Confusing was the prime adjective during the last legislative session when lawmakers tried to get a handle on the blossoming incentive, the Business Equipment Property Tax Reimbursement Program (BETR). The uncertainty of whether businesses that were taking advantage of this program also cashed in on several others made detractors of BETR overly aggressive and proponents overly defensive. BETR was either an insatiable surplus-gobbler with nothing to show for it or a major reason for Maine’s growing economy. The simpler set of initiatives advocated by Commissioner Levesque would take a lot of the guesswork out of this debate and probably eliminate the more extreme positions.

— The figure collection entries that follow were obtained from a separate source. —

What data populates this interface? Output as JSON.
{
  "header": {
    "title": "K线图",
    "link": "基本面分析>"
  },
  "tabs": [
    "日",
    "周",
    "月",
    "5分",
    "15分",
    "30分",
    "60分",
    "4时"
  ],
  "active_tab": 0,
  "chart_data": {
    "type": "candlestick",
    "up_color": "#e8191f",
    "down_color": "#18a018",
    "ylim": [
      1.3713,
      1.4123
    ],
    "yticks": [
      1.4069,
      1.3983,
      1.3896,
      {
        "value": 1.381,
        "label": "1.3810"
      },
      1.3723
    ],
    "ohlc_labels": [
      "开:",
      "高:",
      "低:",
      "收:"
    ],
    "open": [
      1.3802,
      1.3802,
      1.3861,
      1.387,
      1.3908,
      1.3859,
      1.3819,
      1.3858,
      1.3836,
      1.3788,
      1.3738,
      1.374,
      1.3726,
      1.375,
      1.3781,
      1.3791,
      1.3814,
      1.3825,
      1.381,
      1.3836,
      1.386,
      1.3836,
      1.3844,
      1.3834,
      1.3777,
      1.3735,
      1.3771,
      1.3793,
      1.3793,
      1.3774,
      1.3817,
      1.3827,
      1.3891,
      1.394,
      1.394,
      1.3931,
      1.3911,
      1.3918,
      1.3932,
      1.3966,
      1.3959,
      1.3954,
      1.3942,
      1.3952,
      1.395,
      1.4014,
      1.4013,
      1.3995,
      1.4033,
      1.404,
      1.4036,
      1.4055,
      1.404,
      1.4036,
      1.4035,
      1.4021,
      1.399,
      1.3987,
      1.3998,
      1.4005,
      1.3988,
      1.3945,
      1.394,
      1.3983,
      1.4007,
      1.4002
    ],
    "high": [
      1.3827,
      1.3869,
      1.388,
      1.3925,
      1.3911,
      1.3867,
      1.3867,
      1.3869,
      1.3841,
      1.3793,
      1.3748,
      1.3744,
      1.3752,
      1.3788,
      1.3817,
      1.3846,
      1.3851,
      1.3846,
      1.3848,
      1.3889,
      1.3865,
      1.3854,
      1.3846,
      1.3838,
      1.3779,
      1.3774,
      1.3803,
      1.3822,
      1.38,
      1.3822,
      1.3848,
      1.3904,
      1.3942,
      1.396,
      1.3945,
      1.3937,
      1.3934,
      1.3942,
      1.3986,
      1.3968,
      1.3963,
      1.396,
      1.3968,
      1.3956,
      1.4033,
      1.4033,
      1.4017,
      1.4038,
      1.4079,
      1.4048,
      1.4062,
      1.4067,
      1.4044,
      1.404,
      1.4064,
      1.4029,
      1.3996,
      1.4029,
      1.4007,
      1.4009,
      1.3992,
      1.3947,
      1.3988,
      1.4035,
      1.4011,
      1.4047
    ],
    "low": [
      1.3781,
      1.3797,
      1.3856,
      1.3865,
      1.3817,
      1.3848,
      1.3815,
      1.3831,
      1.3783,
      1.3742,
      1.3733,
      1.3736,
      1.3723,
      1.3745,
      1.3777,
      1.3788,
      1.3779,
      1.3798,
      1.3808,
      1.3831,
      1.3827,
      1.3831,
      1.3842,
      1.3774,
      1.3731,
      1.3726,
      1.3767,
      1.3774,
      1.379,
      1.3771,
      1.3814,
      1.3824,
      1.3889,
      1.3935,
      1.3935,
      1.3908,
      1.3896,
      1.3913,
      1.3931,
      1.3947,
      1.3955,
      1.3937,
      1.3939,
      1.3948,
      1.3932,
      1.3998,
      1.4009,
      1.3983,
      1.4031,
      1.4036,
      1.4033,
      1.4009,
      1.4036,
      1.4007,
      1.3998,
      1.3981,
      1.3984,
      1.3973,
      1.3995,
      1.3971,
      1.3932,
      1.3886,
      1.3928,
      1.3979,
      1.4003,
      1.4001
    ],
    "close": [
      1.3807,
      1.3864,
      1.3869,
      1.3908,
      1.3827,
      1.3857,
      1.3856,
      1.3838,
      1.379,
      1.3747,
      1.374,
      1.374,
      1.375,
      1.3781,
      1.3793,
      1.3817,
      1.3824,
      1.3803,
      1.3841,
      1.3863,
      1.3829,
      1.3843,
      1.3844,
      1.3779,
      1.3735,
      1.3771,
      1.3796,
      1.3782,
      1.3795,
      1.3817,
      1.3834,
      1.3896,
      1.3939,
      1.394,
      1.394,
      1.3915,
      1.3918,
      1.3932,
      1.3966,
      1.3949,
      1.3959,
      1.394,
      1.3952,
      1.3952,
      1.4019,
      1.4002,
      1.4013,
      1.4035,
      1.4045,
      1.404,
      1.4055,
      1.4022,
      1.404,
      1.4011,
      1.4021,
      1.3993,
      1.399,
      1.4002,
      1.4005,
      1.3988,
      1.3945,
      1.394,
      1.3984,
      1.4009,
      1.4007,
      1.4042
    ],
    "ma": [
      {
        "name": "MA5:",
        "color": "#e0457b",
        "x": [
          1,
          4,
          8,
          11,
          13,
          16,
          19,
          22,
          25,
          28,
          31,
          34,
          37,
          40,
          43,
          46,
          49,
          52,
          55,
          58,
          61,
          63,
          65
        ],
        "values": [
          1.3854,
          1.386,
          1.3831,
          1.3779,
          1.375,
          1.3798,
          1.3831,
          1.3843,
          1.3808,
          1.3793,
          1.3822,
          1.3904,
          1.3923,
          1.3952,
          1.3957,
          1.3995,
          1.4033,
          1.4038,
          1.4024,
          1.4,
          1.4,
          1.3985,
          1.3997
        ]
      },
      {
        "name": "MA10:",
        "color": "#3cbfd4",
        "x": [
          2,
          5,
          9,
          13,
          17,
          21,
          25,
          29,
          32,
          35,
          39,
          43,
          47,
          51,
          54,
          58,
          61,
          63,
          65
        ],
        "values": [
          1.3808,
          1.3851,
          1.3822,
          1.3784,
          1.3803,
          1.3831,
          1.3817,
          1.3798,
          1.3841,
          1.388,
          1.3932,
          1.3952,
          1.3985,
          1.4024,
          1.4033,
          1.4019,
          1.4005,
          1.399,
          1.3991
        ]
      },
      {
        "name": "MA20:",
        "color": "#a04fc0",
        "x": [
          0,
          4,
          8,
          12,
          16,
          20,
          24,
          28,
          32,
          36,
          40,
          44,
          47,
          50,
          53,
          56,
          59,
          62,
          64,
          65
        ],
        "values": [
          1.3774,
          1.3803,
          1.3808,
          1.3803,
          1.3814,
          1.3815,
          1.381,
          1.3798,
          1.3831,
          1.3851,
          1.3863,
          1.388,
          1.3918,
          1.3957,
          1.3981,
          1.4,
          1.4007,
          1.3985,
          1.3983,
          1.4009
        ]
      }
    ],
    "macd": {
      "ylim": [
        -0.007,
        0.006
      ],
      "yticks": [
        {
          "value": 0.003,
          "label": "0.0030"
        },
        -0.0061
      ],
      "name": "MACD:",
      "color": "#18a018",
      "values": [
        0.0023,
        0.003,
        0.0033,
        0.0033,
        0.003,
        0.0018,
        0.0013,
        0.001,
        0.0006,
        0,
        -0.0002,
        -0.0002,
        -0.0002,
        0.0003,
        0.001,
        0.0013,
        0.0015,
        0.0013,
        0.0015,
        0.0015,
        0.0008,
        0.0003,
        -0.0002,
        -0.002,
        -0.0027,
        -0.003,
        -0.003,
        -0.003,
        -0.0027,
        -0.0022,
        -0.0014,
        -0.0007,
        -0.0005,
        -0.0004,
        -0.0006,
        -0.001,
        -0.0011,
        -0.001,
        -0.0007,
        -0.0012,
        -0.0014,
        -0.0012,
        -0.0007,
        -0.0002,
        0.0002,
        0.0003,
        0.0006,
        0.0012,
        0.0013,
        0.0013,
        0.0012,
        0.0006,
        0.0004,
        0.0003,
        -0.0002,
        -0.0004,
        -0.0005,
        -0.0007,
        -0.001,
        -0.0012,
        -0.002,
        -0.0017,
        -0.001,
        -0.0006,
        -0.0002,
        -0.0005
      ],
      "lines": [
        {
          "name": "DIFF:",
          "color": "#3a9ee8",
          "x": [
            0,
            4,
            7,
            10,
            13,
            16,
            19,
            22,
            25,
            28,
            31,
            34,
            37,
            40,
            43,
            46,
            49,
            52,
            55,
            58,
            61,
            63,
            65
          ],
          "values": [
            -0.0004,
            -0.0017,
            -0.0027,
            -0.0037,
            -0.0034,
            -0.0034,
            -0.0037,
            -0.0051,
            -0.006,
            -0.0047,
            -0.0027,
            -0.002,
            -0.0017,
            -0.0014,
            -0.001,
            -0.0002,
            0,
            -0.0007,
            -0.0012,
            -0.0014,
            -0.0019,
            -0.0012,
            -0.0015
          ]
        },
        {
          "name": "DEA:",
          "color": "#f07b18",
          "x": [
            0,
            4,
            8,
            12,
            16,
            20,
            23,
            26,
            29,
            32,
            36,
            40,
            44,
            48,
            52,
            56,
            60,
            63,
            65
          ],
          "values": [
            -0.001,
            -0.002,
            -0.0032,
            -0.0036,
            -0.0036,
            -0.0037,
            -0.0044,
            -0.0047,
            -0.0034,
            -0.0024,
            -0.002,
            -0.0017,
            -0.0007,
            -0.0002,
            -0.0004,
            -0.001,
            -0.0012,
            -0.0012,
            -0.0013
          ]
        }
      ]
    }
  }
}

Maine would not be the first state to untangle its incentives from the rhetoric that introduced them. Minnesota, for instance, presents its lawmakers with updates every two years on the effects of tax changes. Texas requires impact statements and a method for measuring results with every tax proposal submitted.
The commissioner hopes to revamp Maine’s business incentives with the help of the new Economic Development Incentive Commission, which is charged with making sense of all these programs and reporting on them to the public. He wants to reduce the 36 programs to five or seven, broadening them to include the same features as currently exist, but getting rid of the overlap and the need for businesses to hire accountants to figure out whether they qualify, for instance, for the High Technology Investment Tax Credit, the Super R&D Credit or both.
Overhauling these programs would have at least two beneficial effects: It would enable any business owner to know quickly whether he or she could take advantage of a program and it would allow the public to better understand where these incentives were going and why. The programs are important to mature industries trying to remain profitable and startups trying to grow. Lawmakers from both parties have every reason to support the commissioner in this effort.
And if this reform works out, the next job for the DECD commissioner is to make sense of the rest of the state tax system.